How Our Mental Pictures Define Us
Most of us carry around an internal framework describing our existence. This is our map, if you will, of the world.
How it works. How we should behave. What the rules are. What the consequences are if we break those rules. And so on.
The thing is, all these things are just programs running in our heads. They’re nothing more complex than pictures in our minds.
The person sitting next to you will have a whole different set of pictures in their head.
These pictures can be all sorts of things:
- People are fundamentally good
- People are fundamentally bad
- People are fundamentally in it for themselves
- If I’m late I should beat myself up
- If I don’t get what I want I should beat myself up
- If people don’t behave the way I believe they should, I will disapprove of them
- I deserve to be loved
- I don’t deserve love
- I won’t love someone unless they do what I want
- I am special
- Famous people are important
- Poor people are subhuman
- Ugly people are less worthy than beautiful people
… and so on.
You can see how many of these pictures directly contradict others. You can also see how we might pick these up – from what we’re told: by the media; our peers or elders; our families. From what we experience.

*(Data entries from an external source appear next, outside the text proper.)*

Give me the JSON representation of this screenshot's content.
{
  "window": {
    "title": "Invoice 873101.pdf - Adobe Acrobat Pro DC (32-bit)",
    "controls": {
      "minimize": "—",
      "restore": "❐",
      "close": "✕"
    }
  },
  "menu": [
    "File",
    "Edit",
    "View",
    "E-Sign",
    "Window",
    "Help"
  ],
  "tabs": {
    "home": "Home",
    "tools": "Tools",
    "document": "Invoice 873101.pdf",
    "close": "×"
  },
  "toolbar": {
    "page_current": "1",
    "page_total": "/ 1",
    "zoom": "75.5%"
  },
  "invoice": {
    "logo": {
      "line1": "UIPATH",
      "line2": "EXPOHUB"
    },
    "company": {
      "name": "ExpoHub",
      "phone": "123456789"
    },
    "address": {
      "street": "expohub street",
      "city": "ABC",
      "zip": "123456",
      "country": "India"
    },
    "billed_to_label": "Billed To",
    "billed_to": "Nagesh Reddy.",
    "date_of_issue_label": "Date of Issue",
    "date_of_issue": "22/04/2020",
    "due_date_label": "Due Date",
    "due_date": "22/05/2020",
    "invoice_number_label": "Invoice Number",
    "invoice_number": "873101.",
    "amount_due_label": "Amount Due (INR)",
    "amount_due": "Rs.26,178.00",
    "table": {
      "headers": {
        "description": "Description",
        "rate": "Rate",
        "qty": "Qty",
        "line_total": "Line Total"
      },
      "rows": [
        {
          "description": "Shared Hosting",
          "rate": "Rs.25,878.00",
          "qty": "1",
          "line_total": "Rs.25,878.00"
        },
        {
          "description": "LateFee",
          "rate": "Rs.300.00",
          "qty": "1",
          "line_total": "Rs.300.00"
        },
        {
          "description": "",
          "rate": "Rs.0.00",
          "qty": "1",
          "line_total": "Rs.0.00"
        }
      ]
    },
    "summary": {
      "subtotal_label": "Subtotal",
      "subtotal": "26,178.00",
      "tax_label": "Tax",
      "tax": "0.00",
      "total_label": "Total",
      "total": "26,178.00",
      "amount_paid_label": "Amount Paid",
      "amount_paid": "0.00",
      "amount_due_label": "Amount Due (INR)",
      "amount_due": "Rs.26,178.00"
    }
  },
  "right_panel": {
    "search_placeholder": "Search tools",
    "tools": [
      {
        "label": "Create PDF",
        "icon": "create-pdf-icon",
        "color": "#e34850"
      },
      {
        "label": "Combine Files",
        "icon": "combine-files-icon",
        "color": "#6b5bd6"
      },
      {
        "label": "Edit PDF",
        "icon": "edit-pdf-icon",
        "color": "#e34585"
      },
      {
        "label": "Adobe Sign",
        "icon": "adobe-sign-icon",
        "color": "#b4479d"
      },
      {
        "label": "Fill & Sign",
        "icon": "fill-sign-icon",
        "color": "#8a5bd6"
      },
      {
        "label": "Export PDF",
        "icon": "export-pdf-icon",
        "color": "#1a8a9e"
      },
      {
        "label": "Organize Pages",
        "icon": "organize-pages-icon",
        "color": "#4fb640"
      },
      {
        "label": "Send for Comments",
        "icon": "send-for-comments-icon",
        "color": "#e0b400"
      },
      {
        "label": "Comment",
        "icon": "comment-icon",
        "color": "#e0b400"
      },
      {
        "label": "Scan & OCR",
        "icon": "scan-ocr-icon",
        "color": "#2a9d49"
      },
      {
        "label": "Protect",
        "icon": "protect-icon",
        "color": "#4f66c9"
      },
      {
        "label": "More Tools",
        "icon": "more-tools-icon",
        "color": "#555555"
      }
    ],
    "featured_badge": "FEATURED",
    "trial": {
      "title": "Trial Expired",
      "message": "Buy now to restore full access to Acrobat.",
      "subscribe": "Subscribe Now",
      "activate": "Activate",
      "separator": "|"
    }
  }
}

The crazy thing is – whether these programs help us or not, we’ll often fight to the death to prove that “we’re right.”
In fact, a lot of the time, we’d rather be right than happy.
Yes, I realise that’s a false dichotomy, but let me explain.
In instances where these internal beliefs and programs hurt our best interests (eg “I don’t deserve to be loved”) we will look around for evidence to support this belief (“look how that guy/girl left me”) – even though our life is worse off for having this belief.
What complicates matters further is that often these beliefs directly contradict what we know intellectually to be true.
If we’re focused in our brains, we may say “Well, that’s stupid, of COURSE I deserve to be loved.”
It won’t be until maybe we’re very tired, or run down, or drunk that the truth might finally slip out – that even though rationally we know it’s wrong, deep inside we don’t honestly believe we deserve love.
This kind of thing happens all day every day.
Of course, not only do we look for evidence to support our deep beliefs (using that wonderful pattern matching device, our brain), we also start to create these beliefs in our lives – a self-fulfilling prophecy.
If you believe guys always stare at your breasts, you can be damn sure you’re never going to miss a single guy checking you out – more data that proves you’re right.
If we believe, say, that women are argumentative, won’t we be expecting an argument every time we talk to someone female? And won’t this, in turn, make us more argumentative, thus creating this as truth?
A simplistic but not wholly inaccurate way of describing this would be to see our mind as a movie projector – and these pictures in our minds are projected out into the world around us.
Thus, crappy pictures = crappy life. Great pictures = great life.
As is so often the case, this is easier said than done. For a start, we’re not talking “positive self talk” – because the vast majority of these pictures happen below our level of consciousness. Most of the time we’re not even aware of what’s cycling through our heads.
How do we find these pictures?
1. Sudden mood changes are a good give away.
If we notice our mood change suddenly (usually for the worse), that’s a pretty strong sign we have some kind of program running.
Here are some typical programs, to give you an idea:
- If I’m late, I should beat myself up
- If I don’t get what I want, I should beat myself up
- If someone doesn’t behave the way I think they should, I will disapprove of them
- If I don’t get done what I think I should, I’ll beat myself up
- I should be sad if people disagree with or don’t like me
Note: beating yourself up, or disapproving of yourself – it’s all the same thing.
If you find yourself casually justifying things that actually don’t help us at all, that’s a good sign you have these mental movies running.
2. Over-reaction to events in our lives or the people around us is another clue.
This kind of thing exposes pictures like these:
- People must show me respect
- I want people to love me
- People should do what I say
- Everybody wants something from me
- People only want me for me [whatever]
- Being polite is super important
If any of these pictures are pushed against by life, it’ll upset us.
If we believe in politeness and someone is rude to us, it may feel like our world is ending. In a way it is – life is contradicting our deep beliefs about how the universe operates.
These are good hints to the following sorts of pictures:
- Life is hard
- Success is only possible through hard work
- I won’t be paid well unless I do something incredible
- Unless it’s perfect, it ain’t worth a damn
- Money is hard to come by
- Anything worth doing (or this task I’m working on) is going to be difficult
Detect a theme though? They’re all just rules. Rules we live by.
All these rules are just pictures in our head.
They’re ways that we define our reality, and thus create it.
We can think of a thousand reasons why any of these rules are “reasonable”, “understandable”, “sensible” or “obvious” while the person next to us has a similar number of justifications for the exact opposite rule.
In short? It’s all bullshit.
A wise man once said “every thought is a limitation” – and while I’m not yet at the point where I can see that clearly, I’m starting to see he may have a strong point.
Seeing these self-chosen rules, beliefs and pictures is the first step.
Dumping them all is the second. I’ll get to that in my next post.
The final, obvious step is to replace them with loving, supportive pictures. That’s the easy (and fun!) bit.